AutoScan: Leveraging Computer Vision to Improve Comic Book Translations and Editing

Overview

This repository contains the research paper and supporting materials for AutoScan, an automated system that leverages computer vision and machine learning to streamline manga (Japanese comic book) translation and editing workflows. The system processes Japanese manga pages, detects speech bubbles and text, translates content into English, and seamlessly integrates translations while preserving the original artistic style and font characteristics through intelligent bubble classification.

Abstract

As Machine Learning becomes ever more ubiquitous, it offers promise in automating many previously time-consuming processes, including making literature more accessible. This work focuses on the challenges facing the manga community regarding translation and widespread dissemination of thousands of available comics.

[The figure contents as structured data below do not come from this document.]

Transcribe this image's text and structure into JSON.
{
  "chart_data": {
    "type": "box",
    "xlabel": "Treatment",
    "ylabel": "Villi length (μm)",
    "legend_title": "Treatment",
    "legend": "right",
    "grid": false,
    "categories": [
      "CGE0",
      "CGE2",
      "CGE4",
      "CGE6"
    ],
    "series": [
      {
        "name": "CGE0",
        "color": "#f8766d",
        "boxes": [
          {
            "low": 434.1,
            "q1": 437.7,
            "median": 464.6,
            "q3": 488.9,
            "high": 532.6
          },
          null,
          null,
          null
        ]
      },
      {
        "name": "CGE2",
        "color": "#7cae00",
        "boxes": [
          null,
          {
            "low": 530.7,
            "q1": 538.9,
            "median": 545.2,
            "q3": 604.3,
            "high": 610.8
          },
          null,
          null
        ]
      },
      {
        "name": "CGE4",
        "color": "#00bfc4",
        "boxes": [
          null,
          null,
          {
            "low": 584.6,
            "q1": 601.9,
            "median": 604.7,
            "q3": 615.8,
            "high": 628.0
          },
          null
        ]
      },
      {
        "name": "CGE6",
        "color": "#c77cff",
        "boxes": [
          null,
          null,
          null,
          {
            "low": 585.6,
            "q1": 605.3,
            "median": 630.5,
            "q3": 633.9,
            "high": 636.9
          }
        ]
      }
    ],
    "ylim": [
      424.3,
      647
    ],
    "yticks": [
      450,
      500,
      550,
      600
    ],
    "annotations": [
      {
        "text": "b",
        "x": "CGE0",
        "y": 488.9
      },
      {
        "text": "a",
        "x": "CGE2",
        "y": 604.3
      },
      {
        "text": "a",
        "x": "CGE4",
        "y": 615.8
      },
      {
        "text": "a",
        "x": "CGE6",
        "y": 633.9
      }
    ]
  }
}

Not only is translating and editing manga time-consuming, but translated copies are often unofficial and may be subject to individuality in translation as opposed to an official and standard translation.

AutoScan addresses these challenges by introducing an end-to-end automated pipeline that:

Detects Speech Bubbles: Uses YOLOv8 to classify 7 types of speech bubbles for font consistency
Extracts Text: Employs Manga OCR for accurate Japanese character recognition
Translates Content: Utilizes DeepL for high-quality Japanese-to-English translation
Preserves Context: Maintains varying fonts to preserve visual meaning and sentiment

This research demonstrates improvements in translation efficiency while maintaining the visual context that lends additional meaning to the original story.

System Architecture

The AutoScan pipeline consists of four main steps:

Speech Bubble Detection: Locates text within frames using YOLOv8 by Ultralytics
Text Extraction: Extracts text from frames using Manga OCR
Translation: Translates extracted text using DeepL translator
Image Editing: Edits frames to include new translations with appropriate fonts

Repository Contents

AutoScan-Research-Paper/
├── README.md                 # This file
├── paper/
│   ├── AutoScan_Paper.pdf   # Complete research paper
│   ├── abstract.md          # Extended abstract
│   └── references.bib       # Bibliography
├── figures/
│   ├── system_architecture.png
│   ├── detection_pipeline.png
│   └── results_comparison.png
├── examples/
│   ├── input/               # Sample manga pages (input)
│   └── output/              # Translated pages (output)
├── methodology/
│   └── detailed_methods.md  # Detailed methodology
└── LICENSE

Key Features

1. Speech Bubble Classification

Uses YOLOv8 object detection model by Ultralytics
Classifies 7 types of speech bubbles to maintain font consistency:
- Regular speech bubbles
- Shout bubbles
- Narrative bubbles
- Happy bubbles
- Evil bubbles
- Thought bubbles
- Scared bubbles
Achieved 0.724 mAP at IoU 0.50

2. Specialized Japanese OCR

Utilizes Manga OCR (based on Microsoft's TrOCR)
Trained specifically for manga text recognition
Handles Japanese text including Furigana (pronunciation guides)
Works well with text on top of images

3. High-Quality Translation

Uses DeepL translator for accurate Japanese-to-English translation
Currently translates bubble-by-bubble
Future versions will incorporate contextual translation

4. Generative Fill Technology

Employs Adobe's generative fill tool for image editing
Removes Japanese text and extends backgrounds naturally
Future versions will automate using Google's Vertex AI

Results

AutoScan demonstrates:

0.724 mAP (mean Average Precision) at IoU 0.50 for speech bubble detection
7 bubble types classified for font consistency maintenance
Manga OCR performance superior to Tesseract, EasyOCR, and Google Cloud Vision
Font preservation through bubble type classification enables context maintenance
Automated translation pipeline from detection through editing

Training Data

The system was trained and tested on:

1,062 manga page images annotated using Roboflow
Transfer learning applied to adapt YOLOv8 for manga-specific detection
7 speech bubble classes for font variation tracking

Methodology

The system employs a four-step processing pipeline:

Speech Bubble Detection: YOLOv8 model locates and classifies speech bubbles, saving (x, y) coordinates for each bounding box
Text Extraction: Manga OCR extracts Japanese text from cropped bubble regions
Translation: DeepL translates the extracted text to English
Image Editing: Adobe's generative fill removes Japanese text and extends backgrounds, then translated text is overlaid with appropriate fonts based on bubble type

For detailed methodology, see methodology/detailed_methods.md.

Example Results

Below are sample comparisons showing original Japanese manga pages and their AutoScan-translated English versions:

Original (Japanese)	AutoScan Output (English)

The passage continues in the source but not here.